Why nów is the time to go to Venice (or not?)
The locals are running away and cruise ships are being kept away. Venice seems to be sinking, literally or figuratively; can that be true?
Together on a gondola through narrow canals, or wandering through a one-of-a-kind maze of bridge and idyllic alleyways where every cobblestone seems to be placed at random. It’s the fairytale-like image that everybody will have on their minds when thinking of Venice. But if you want to experience this yourself, you better hurry!
Venezia no più
Venice is built on no less than 117 little islands, all connected by 400 bridges and 160 canals. From the Canal Grande, which runs through the city like an aorta, you can admire Venice’s many characteristic palaces and eye-catchers such as the Ponte Rialto and the Ponte della Costituzione. But the gorgeous Italian city is now suffering from its own popularity. With only 50.000 local inhabitants left, the city has shrunk significantly. Locals leave Venice in great numbers, which reduces a typical Venetian street to nothing but tourists. How could this have happened?

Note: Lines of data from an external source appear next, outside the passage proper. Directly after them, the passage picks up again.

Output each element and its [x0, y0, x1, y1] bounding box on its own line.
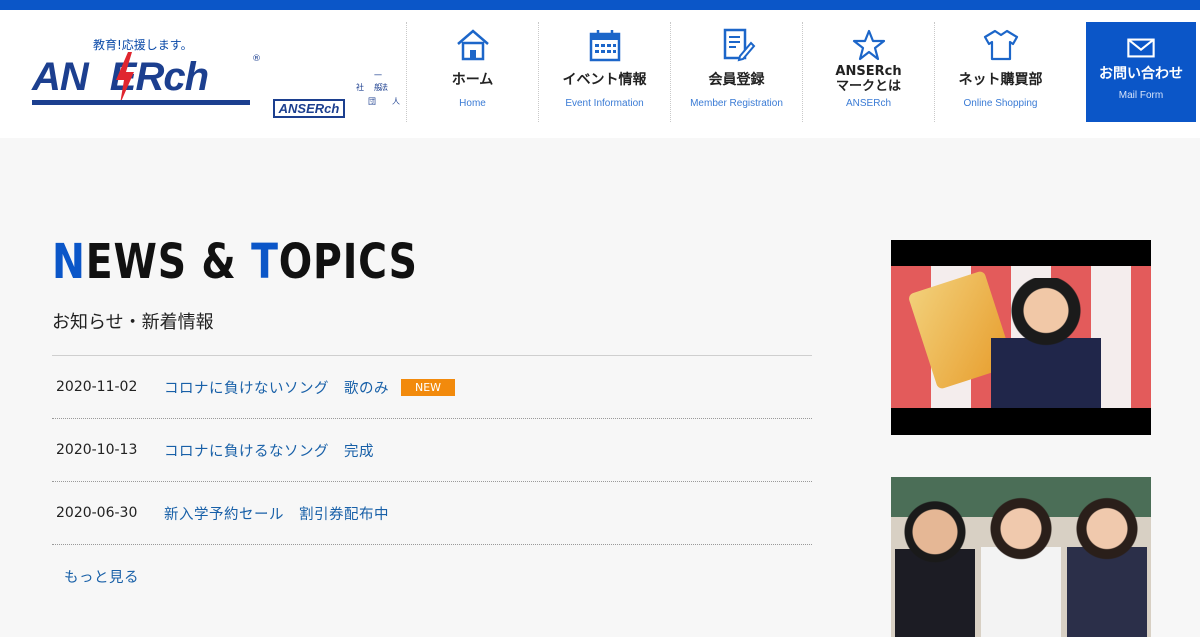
news-date: 2020-06-30	[56, 505, 138, 521]
news-link[interactable]: コロナに負けないソング 歌のみ	[164, 377, 389, 398]
promo-video-thumbnail[interactable]	[891, 240, 1151, 435]
main-nav: ホーム Home イベント情報 Event Information 会員登録 M…	[406, 22, 1196, 122]
news-link[interactable]: コロナに負けるなソング 完成	[164, 440, 374, 461]
news-item: 2020-11-02 コロナに負けないソング 歌のみ NEW	[52, 356, 812, 419]
students-banner-image[interactable]	[891, 477, 1151, 637]
home-icon	[456, 29, 489, 61]
kanji-org-mark: 一般 社 法 団 人	[356, 71, 400, 106]
news-list: 2020-11-02 コロナに負けないソング 歌のみ NEW 2020-10-1…	[52, 356, 812, 545]
nav-online-shopping[interactable]: ネット購買部 Online Shopping	[934, 22, 1066, 122]
site-header: 教育!応援します。 AN ERch ® ANSERch 一般 社 法 団 人 ホ…	[0, 10, 1200, 138]
news-item: 2020-10-13 コロナに負けるなソング 完成	[52, 419, 812, 482]
news-title: NEWS & TOPICS	[52, 234, 418, 290]
nav-home[interactable]: ホーム Home	[406, 22, 538, 122]
news-date: 2020-10-13	[56, 442, 138, 458]
register-icon	[723, 28, 755, 62]
news-item: 2020-06-30 新入学予約セール 割引券配布中	[52, 482, 812, 545]
brand-left: AN	[32, 55, 89, 99]
brand-badge: ANSERch	[273, 99, 345, 118]
logo-tagline: 教育!応援します。	[93, 38, 193, 52]
new-badge: NEW	[401, 378, 456, 396]
nav-anserch-mark[interactable]: ANSERch マークとは ANSERch	[802, 22, 934, 122]
news-date: 2020-11-02	[56, 379, 138, 395]
news-subtitle: お知らせ・新着情報	[52, 312, 214, 333]
brand-wordmark: AN ERch	[32, 52, 252, 105]
tshirt-icon	[983, 29, 1018, 61]
site-logo[interactable]: 教育!応援します。 AN ERch ® ANSERch 一般 社 法 団 人	[30, 36, 400, 118]
registered-mark: ®	[252, 54, 261, 64]
main-content: NEWS & TOPICS お知らせ・新着情報 2020-11-02 コロナに負…	[0, 138, 1200, 637]
calendar-icon	[589, 30, 620, 62]
star-icon	[852, 29, 885, 61]
lightning-bolt-icon	[116, 52, 134, 104]
mail-icon	[1127, 38, 1155, 58]
more-link[interactable]: もっと見る	[64, 566, 139, 587]
news-link[interactable]: 新入学予約セール 割引券配布中	[164, 503, 389, 524]
top-accent-bar	[0, 0, 1200, 10]
nav-event-information[interactable]: イベント情報 Event Information	[538, 22, 670, 122]
nav-contact-button[interactable]: お問い合わせ Mail Form	[1086, 22, 1196, 122]
nav-member-registration[interactable]: 会員登録 Member Registration	[670, 22, 802, 122]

Too many tourists, not enough expenses
Every year, the city receives a whopping 30 million visitors, a lot of them day tourists and cruise ship passengers. Especially the latter group are a blow to Venice’s economy: because of all the all-inclusive, on-board service, these tourists are unlikely to spend anything while roaming through the city. The gigantic ships themselves, that stop short of cruising straight into the city, cause a lot of ruptures in the water level – which, in turn, damages the foundations of the city… And making it more likely for Venice to turn into another Atlantis soon.
Forbidden for cruise ships… and for tourists?
So many different people crammed together on such a small and instable piece of land is anything but beneficial to the environment – both nature, the city’s culture, and its people. Now, the nightmare that is this mass tourism has finally gotten through to the authorities, and new measures have been put in place. Large cruise ships are no longer welcome in Venice starting November 2017. Could an altogether cap on tourism be a possibility in the near future too..?
What do you think – one last ride in a gondola as long as it’s possible? Or would you rather not contribute to the downfall of the paradise that Venice used to be?